L’intransigenza penitenziaria sta lentamente trasformando un gruppo di violenti mafiosi in una sorta di élite carceraria, di supereroi delle celle che non si sono piegati alla durezza della detenzione e al “ricatto” della collaborazione di giustizia. Un gioco pericoloso e perverso in cui la legge ha il dovere di porre nuove condizioni e indicare nuove strade per stanare quella parte della popolazione carceraria dalla “nobile” enclave in cui si è trincerata e in cui è stata anche sospinta dai furori della pena. Una via potrebbe essere quella di invitarli a dichiararsi vinti una volta per tutte; ad ammettere di aver bruciato le proprie vite nel falò della violenza e della sopraffazione; di dichiararsi sconfitti per la tenace lotta che lo Stato gli ha fatto facendoli condannare e braccandoli nei loro nascondigli. La resa come percorso di rieducazione e come messaggio definitivo alle giovani generazioni che possono cadere nel medesimo errore e perdersi nella stessa spirale di dolore.

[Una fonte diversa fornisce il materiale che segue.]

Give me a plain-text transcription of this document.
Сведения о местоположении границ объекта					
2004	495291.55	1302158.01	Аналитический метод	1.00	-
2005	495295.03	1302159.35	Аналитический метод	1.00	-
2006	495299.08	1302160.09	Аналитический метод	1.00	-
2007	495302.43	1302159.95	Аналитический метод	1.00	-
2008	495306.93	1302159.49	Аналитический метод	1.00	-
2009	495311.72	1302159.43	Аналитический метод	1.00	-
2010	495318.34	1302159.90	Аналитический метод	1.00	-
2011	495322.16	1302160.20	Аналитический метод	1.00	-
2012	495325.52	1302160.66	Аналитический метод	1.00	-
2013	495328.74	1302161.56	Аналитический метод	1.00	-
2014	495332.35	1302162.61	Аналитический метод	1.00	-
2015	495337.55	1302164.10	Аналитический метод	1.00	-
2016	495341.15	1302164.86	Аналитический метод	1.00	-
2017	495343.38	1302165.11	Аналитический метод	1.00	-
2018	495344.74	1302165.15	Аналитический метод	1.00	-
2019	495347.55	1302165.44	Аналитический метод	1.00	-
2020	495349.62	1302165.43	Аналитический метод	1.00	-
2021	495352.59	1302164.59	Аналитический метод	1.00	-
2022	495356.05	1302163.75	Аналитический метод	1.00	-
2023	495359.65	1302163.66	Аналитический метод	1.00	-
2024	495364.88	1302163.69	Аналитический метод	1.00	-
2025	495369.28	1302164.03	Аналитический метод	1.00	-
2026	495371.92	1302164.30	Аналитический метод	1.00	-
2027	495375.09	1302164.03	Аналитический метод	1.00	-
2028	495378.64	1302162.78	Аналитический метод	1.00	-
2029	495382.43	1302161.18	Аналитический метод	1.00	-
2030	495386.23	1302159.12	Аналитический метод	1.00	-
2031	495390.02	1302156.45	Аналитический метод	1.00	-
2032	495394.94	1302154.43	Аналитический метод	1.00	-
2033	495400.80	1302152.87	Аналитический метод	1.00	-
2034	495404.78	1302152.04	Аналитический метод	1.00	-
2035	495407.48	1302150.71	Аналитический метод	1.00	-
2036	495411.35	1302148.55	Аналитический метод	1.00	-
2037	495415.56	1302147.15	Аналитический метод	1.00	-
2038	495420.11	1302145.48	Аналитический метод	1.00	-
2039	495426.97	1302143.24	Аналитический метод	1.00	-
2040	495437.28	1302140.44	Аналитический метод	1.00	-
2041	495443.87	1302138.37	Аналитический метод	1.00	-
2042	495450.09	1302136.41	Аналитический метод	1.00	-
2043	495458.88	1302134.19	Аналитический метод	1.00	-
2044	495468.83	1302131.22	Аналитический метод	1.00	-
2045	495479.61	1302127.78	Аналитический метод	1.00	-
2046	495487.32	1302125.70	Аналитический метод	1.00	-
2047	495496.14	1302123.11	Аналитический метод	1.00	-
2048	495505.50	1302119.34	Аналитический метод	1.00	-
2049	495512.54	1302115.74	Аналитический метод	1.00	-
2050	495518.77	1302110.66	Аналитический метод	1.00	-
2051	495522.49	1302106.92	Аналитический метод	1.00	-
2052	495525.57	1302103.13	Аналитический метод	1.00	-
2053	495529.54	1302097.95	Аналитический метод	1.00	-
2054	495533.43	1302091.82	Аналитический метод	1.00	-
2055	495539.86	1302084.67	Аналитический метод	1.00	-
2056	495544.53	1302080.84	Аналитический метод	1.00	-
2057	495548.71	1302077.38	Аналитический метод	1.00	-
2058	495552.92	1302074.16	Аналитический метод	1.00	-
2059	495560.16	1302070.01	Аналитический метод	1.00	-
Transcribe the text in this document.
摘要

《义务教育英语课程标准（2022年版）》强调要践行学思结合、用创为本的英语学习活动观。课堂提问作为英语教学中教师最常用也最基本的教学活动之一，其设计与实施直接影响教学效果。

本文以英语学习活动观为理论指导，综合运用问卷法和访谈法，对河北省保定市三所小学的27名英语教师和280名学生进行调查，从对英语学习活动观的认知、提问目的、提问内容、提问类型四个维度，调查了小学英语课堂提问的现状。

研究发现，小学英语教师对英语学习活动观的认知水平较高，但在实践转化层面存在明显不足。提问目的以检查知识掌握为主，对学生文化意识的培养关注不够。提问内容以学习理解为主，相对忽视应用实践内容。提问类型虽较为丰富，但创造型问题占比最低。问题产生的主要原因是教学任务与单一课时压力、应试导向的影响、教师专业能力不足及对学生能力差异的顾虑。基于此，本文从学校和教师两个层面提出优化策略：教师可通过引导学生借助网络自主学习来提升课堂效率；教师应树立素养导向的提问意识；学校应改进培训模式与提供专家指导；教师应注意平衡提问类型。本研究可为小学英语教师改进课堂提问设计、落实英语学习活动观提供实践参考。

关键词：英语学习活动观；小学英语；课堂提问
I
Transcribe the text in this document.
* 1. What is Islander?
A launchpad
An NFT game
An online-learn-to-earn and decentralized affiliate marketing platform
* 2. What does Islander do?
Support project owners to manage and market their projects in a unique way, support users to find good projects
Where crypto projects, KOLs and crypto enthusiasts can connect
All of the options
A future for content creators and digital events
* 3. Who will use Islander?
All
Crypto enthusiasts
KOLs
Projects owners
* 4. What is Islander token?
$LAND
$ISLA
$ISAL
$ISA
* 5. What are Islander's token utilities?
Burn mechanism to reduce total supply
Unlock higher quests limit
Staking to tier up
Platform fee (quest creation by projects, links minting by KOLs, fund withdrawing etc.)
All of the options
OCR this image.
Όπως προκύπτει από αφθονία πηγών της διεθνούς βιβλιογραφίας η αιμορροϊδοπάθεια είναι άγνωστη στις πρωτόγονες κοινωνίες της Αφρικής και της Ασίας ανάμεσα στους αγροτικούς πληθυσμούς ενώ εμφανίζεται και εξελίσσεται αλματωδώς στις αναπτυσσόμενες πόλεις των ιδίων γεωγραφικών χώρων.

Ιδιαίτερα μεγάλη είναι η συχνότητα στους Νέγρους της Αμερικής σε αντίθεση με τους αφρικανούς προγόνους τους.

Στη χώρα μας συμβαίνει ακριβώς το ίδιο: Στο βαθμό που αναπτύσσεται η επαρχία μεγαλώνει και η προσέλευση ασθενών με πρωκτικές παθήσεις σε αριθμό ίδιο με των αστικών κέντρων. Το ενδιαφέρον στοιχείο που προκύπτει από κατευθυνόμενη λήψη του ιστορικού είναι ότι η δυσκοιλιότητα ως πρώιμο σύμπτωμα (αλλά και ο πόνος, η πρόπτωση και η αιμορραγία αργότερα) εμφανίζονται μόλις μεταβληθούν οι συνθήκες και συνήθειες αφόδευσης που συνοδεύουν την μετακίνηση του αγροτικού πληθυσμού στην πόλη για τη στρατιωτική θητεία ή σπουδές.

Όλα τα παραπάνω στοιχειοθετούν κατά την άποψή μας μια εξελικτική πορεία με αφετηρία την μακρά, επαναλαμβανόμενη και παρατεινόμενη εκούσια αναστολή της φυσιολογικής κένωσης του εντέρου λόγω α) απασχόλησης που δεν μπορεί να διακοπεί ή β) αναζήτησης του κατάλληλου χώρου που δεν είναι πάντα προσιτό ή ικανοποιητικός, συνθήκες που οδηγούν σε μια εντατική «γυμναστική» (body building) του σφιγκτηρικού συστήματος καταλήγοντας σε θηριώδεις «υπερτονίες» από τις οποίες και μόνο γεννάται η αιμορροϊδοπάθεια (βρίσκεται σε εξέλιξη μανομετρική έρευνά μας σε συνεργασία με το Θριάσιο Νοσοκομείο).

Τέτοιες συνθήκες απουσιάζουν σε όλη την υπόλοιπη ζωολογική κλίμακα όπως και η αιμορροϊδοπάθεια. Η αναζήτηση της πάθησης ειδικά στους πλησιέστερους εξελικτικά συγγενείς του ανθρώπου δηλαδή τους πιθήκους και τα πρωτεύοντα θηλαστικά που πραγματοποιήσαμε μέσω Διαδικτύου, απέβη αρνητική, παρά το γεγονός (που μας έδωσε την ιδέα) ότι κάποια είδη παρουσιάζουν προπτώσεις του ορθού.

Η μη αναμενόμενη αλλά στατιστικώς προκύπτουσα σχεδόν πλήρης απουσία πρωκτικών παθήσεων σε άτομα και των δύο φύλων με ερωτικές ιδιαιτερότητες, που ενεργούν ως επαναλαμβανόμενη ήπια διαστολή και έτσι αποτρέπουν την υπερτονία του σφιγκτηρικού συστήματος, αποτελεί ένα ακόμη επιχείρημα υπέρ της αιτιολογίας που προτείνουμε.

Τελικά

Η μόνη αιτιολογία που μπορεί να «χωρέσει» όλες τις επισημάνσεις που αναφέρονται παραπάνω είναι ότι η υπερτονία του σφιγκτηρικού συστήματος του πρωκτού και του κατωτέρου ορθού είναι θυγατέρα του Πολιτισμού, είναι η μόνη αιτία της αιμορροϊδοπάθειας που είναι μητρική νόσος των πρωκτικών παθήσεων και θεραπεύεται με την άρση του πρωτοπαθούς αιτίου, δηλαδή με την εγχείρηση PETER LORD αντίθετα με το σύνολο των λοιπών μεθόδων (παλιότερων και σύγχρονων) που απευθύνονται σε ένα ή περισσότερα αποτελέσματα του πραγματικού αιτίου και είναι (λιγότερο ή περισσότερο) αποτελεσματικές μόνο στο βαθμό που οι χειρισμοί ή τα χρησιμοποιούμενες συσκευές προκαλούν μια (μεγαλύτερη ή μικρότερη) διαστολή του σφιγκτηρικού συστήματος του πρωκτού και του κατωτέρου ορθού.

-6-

Una terza via tra un ergastolo ostativo chiaramente incostituzionale e una prova di cambiamento difficile, se non impossibile come quella tracciata dal nuovo decreto legge. La conversione del decreto avverrà senza modifica alcuna probabilmente. Nessuno è disposto a farsi carico di una posizione diversa da quella dell’intransigenza a tutti i costi. Eppure. Eppure non si può negare che la voce proveniente dalle celle più oscure e severe, dagli anfratti più duri del pianeta carcerario debba essere ascoltata e compresa perché lo Stato è il primo ad avere interesse a una vera rieducazione, a un riscatto e a una rinascita. Che parlino e che scrivano pure, finché lo fanno riconoscono che la Repubblica esiste e che ha una dignità che nessuno delitto può scalfire. Il silenzio è la madre di ogni odio e il crogiolo di ogni cattiveria.